In a new paper, researchers from Stanford explore an intriguing technique they call “surgical fine-tuning” to address this challenge. The key insight is that fine-tuning just a small, contiguous subset of a model’s layers is often sufficient for adapting to a new dataset.
In fact, they show across 7 real-world datasets that surgical fine-tuning can match or even exceed the performance of fine-tuning all layers.
Intriguingly, they find that the optimal set of layers to fine-tune depends systematically on the type of distribution shift between the initial and target datasets.
For example, on image corruptions, which can be seen as an input-level shift, fine-tuning only the first layer performs best.
On the other hand, for shifts between different subpopulations of the same classes, tuning the middle layers is most effective.
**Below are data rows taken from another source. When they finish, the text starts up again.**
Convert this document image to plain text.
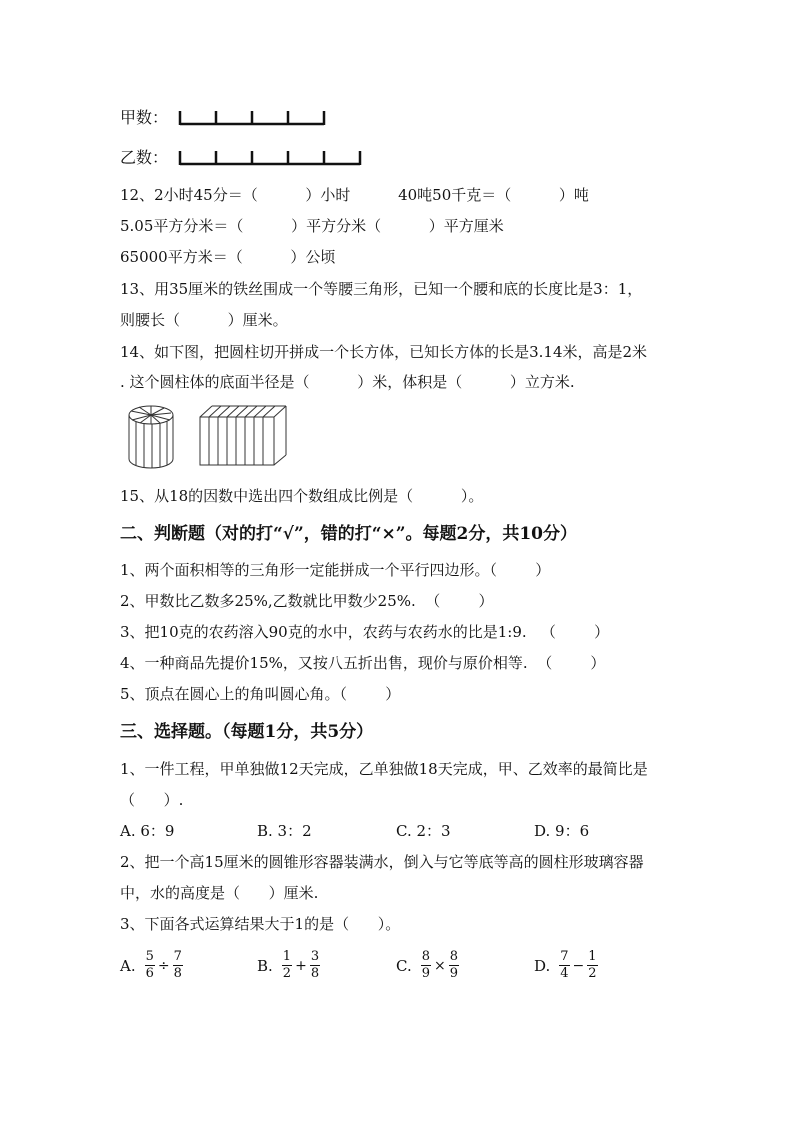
甲数：
乙数：
12、2小时45分＝（          ）小时          40吨50千克＝（          ）吨
5.05平方分米＝（          ）平方分米（          ）平方厘米
65000平方米＝（          ）公顷
13、用35厘米的铁丝围成一个等腰三角形，已知一个腰和底的长度比是3：1，
则腰长（          ）厘米。
14、如下图，把圆柱切开拼成一个长方体，已知长方体的长是3.14米，高是2米
. 这个圆柱体的底面半径是（          ）米，体积是（          ）立方米.
15、从18的因数中选出四个数组成比例是（          ）。
二、判断题（对的打“√”，错的打“×”。每题2分，共10分）
1、两个面积相等的三角形一定能拼成一个平行四边形。（        ）
2、甲数比乙数多25%,乙数就比甲数少25%.  （        ）
3、把10克的农药溶入90克的水中，农药与农药水的比是1:9.   （        ）
4、一种商品先提价15%，又按八五折出售，现价与原价相等.  （        ）
5、顶点在圆心上的角叫圆心角。（        ）
三、选择题。（每题1分，共5分）
1、一件工程，甲单独做12天完成，乙单独做18天完成，甲、乙效率的最简比是
（      ）.
A. 6：9	B. 3：2	C. 2：3	D. 9：6
2、把一个高15厘米的圆锥形容器装满水，倒入与它等底等高的圆柱形玻璃容器
中，水的高度是（      ）厘米.
3、下面各式运算结果大于1的是（      ）。
A. $\frac{5}{6} \div \frac{7}{8}$	B. $\frac{1}{2} + \frac{3}{8}$	C. $\frac{8}{9} \times \frac{8}{9}$	D. $\frac{7}{4} - \frac{1}{2}$
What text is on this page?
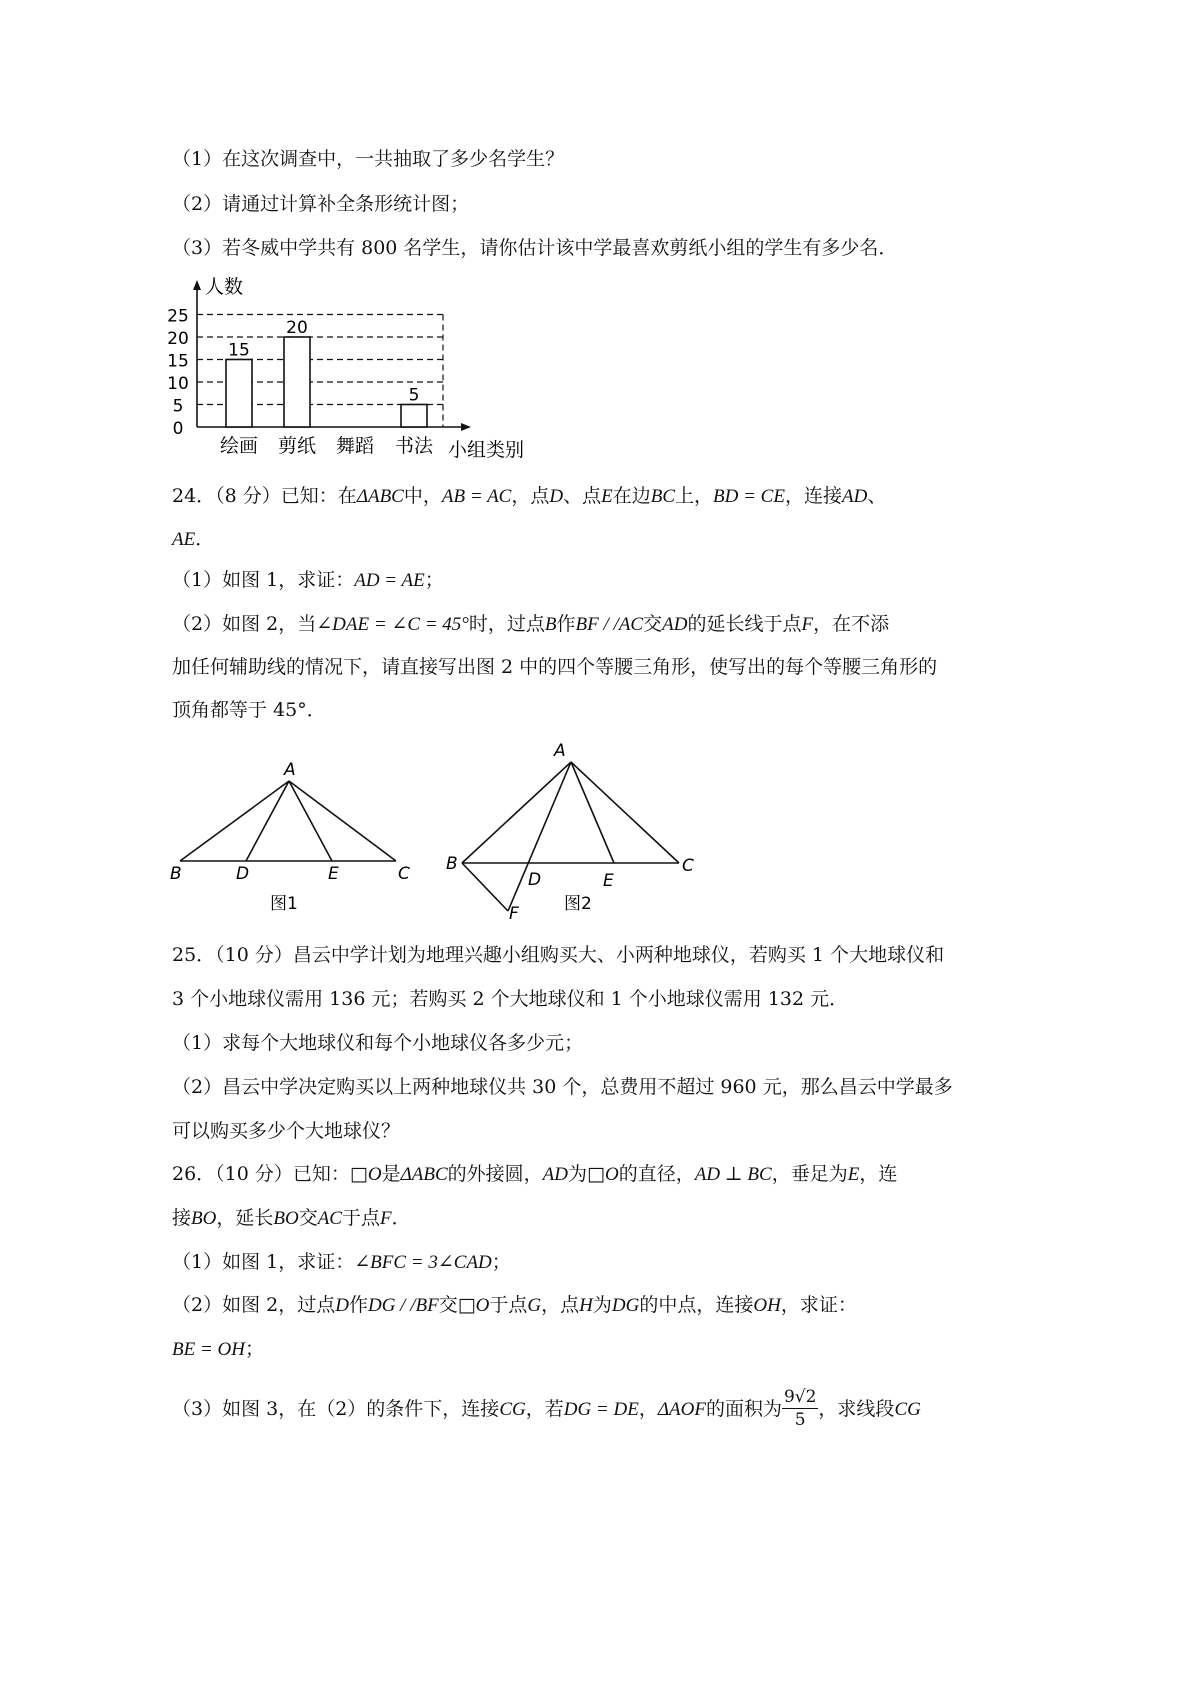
（1）在这次调查中，一共抽取了多少名学生？
（2）请通过计算补全条形统计图；
（3）若冬威中学共有 800 名学生，请你估计该中学最喜欢剪纸小组的学生有多少名．
0
5
10
15
20
25
人数
小组类别
15
绘画
20
剪纸 舞蹈
5
书法
24．（8 分）已知：在ΔABC中，AB = AC，点D、点E在边BC上，BD = CE，连接AD、
AE．
（1）如图 1，求证：AD = AE；
（2）如图 2，当∠DAE = ∠C = 45°时，过点B作BF / /AC交AD的延长线于点F，在不添
加任何辅助线的情况下，请直接写出图 2 中的四个等腰三角形，使写出的每个等腰三角形的
顶角都等于 45°．
A
B	D	E	C
图1
A
B
D	E
C
F	图2
25．（10 分）昌云中学计划为地理兴趣小组购买大、小两种地球仪，若购买 1 个大地球仪和
3 个小地球仪需用 136 元；若购买 2 个大地球仪和 1 个小地球仪需用 132 元．
（1）求每个大地球仪和每个小地球仪各多少元；
（2）昌云中学决定购买以上两种地球仪共 30 个，总费用不超过 960 元，那么昌云中学最多
可以购买多少个大地球仪？
26．（10 分）已知：□O是ΔABC的外接圆，AD为□O的直径，AD ⊥ BC，垂足为E，连
接BO，延长BO交AC于点F．
（1）如图 1，求证：∠BFC = 3∠CAD；
（2）如图 2，过点D作DG / /BF交□O于点G，点H为DG的中点，连接OH，求证：
BE = OH；
（3）如图 3，在（2）的条件下，连接CG，若DG = DE，ΔAOF的面积为 $\frac{9√2}{5}$ ，求线段CG
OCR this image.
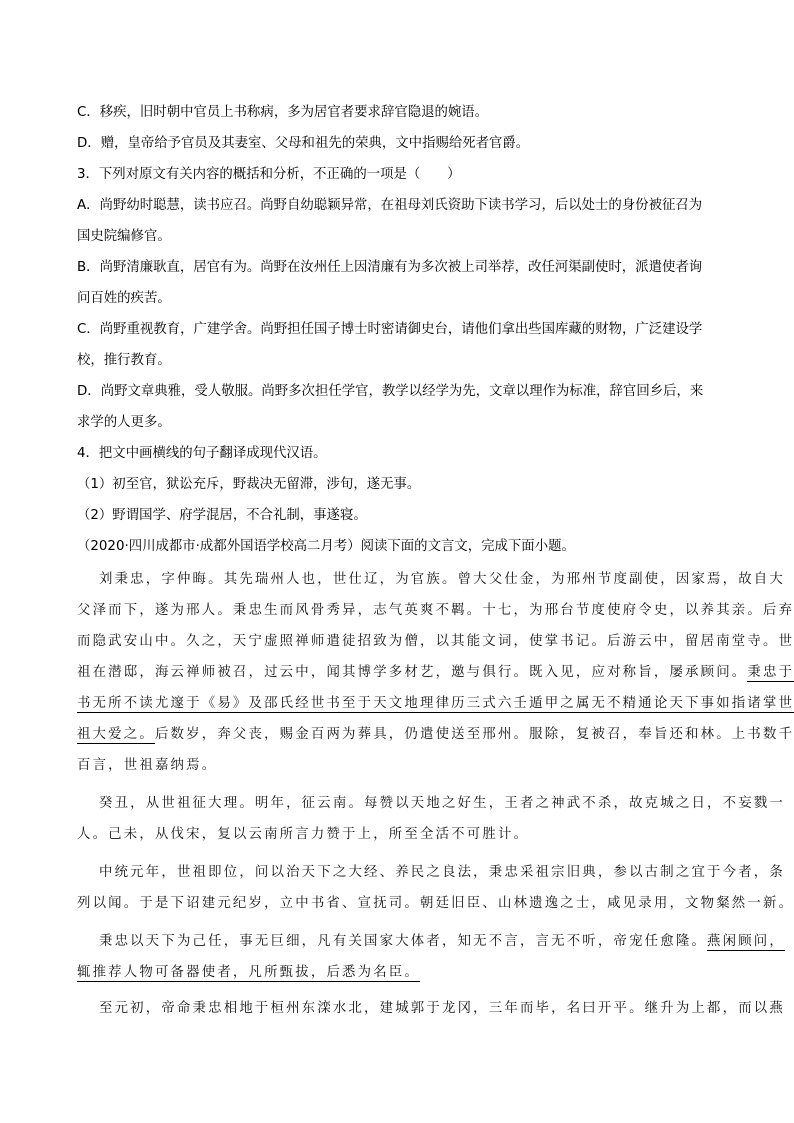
C．移疾，旧时朝中官员上书称病，多为居官者要求辞官隐退的婉语。
D．赠，皇帝给予官员及其妻室、父母和祖先的荣典，文中指赐给死者官爵。
3．下列对原文有关内容的概括和分析，不正确的一项是（　　）
A．尚野幼时聪慧，读书应召。尚野自幼聪颖异常，在祖母刘氏资助下读书学习，后以处士的身份被征召为
国史院编修官。
B．尚野清廉耿直，居官有为。尚野在汝州任上因清廉有为多次被上司举荐，改任河渠副使时，派遣使者询
问百姓的疾苦。
C．尚野重视教育，广建学舍。尚野担任国子博士时密请御史台，请他们拿出些国库藏的财物，广泛建设学
校，推行教育。
D．尚野文章典雅，受人敬服。尚野多次担任学官，教学以经学为先，文章以理作为标准，辞官回乡后，来
求学的人更多。
4．把文中画横线的句子翻译成现代汉语。
（1）初至官，狱讼充斥，野裁决无留滞，涉旬，遂无事。
（2）野谓国学、府学混居，不合礼制，事遂寝。
（2020·四川成都市·成都外国语学校高二月考）阅读下面的文言文，完成下面小题。
刘秉忠，字仲晦。其先瑞州人也，世仕辽，为官族。曾大父仕金，为邢州节度副使，因家焉，故自大
父泽而下，遂为邢人。秉忠生而风骨秀异，志气英爽不羁。十七，为邢台节度使府令史，以养其亲。后弃
而隐武安山中。久之，天宁虚照禅师遣徒招致为僧，以其能文词，使掌书记。后游云中，留居南堂寺。世
祖在潜邸，海云禅师被召，过云中，闻其博学多材艺，邀与俱行。既入见，应对称旨，屡承顾问。秉忠于
书无所不读尤邃于《易》及邵氏经世书至于天文地理律历三式六壬遁甲之属无不精通论天下事如指诸掌世
祖大爱之。后数岁，奔父丧，赐金百两为葬具，仍遣使送至邢州。服除，复被召，奉旨还和林。上书数千
百言，世祖嘉纳焉。
癸丑，从世祖征大理。明年，征云南。每赞以天地之好生，王者之神武不杀，故克城之日，不妄戮一
人。己未，从伐宋，复以云南所言力赞于上，所至全活不可胜计。
中统元年，世祖即位，问以治天下之大经、养民之良法，秉忠采祖宗旧典，参以古制之宜于今者，条
列以闻。于是下诏建元纪岁，立中书省、宣抚司。朝廷旧臣、山林遗逸之士，咸见录用，文物粲然一新。
秉忠以天下为己任，事无巨细，凡有关国家大体者，知无不言，言无不听，帝宠任愈隆。燕闲顾问，
辄推荐人物可备器使者，凡所甄拔，后悉为名臣。
至元初，帝命秉忠相地于桓州东滦水北，建城郭于龙冈，三年而毕，名曰开平。继升为上都，而以燕
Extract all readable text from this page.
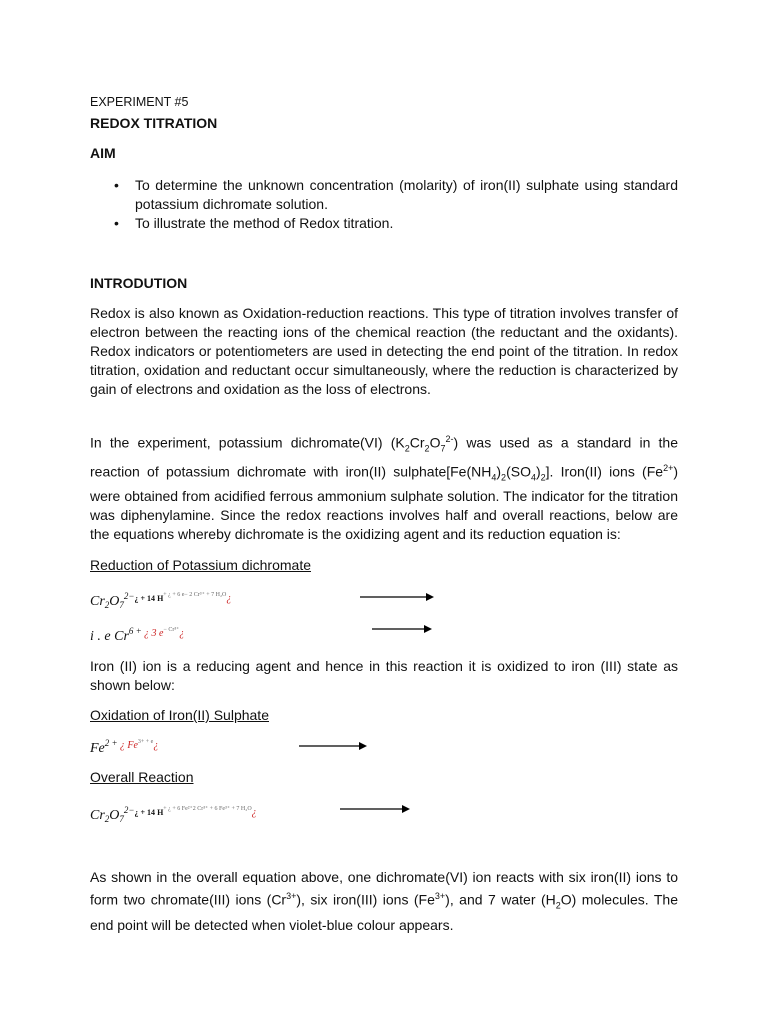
EXPERIMENT #5
REDOX TITRATION
AIM
• To determine the unknown concentration (molarity) of iron(II) sulphate using standard potassium dichromate solution.
• To illustrate the method of Redox titration.
INTRODUTION

Redox is also known as Oxidation-reduction reactions. This type of titration involves transfer of electron between the reacting ions of the chemical reaction (the reductant and the oxidants). Redox indicators or potentiometers are used in detecting the end point of the titration. In redox titration, oxidation and reductant occur simultaneously, where the reduction is characterized by gain of electrons and oxidation as the loss of electrons.

In the experiment, potassium dichromate(VI) $(K_2Cr_2O_7^{2-})$ was used as a standard in the reaction of potassium dichromate with iron(II) $sulphate[Fe(NH_4)_2(SO_4)_2]$. Iron(II) ions $(Fe^{2+})$ were obtained from acidified ferrous ammonium sulphate solution. The indicator for the titration was diphenylamine. Since the redox reactions involves half and overall reactions, below are the equations whereby dichromate is the oxidizing agent and its reduction equation is:

Reduction of Potassium dichromate
$Cr_2O_7^{2-¿ + 14}$ $^{H+ ¿ + 6 e- 2 Cr^{3+} + 7 H_2O¿}$
i . e $Cr^{6 +}$ $^{¿ 3 e- Cr^{3+}¿}$

Iron (II) ion is a reducing agent and hence in this reaction it is oxidized to iron (III) state as shown below:

Oxidation of Iron(II) Sulphate
$Fe^{2 +}$ $^{¿ Fe3+ + e¿}$
Overall Reaction
$Cr_2O_7^{2-¿ + 14}$ $^{H+ ¿ + 6 Fe^{2+}2 Cr^{3+} + 6 Fe^{3+} + 7 H_2O¿}$

As shown in the overall equation above, one dichromate(VI) ion reacts with six iron(II) ions to form two chromate(III) ions $(Cr^{3+})$, six iron(III) ions $(Fe^{3+})$, and 7 water $(H_2O)$ molecules. The end point will be detected when violet-blue colour appears.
And for label flips, tuning just the last layer works best.
The researchers explain this phenomena using the idea that different types of distribution shifts only require modifying certain portions of a model.
By selectively fine-tuning, surgical tuning prevents unnecessary changes to other parts of the network, avoiding overfitting.
This insight is supported by theoretical analysis of simplified 2-layer networks.
Overall, surgically fine-tuning a subset of layers is a simple but effective technique to adapt pre-trained models.
The surprising finding that the optimal layers depend on the shift type sheds new light on how neural networks learn and adapt.
In the future, automatically determining the right layers to tune can make transfer learning even more powerful.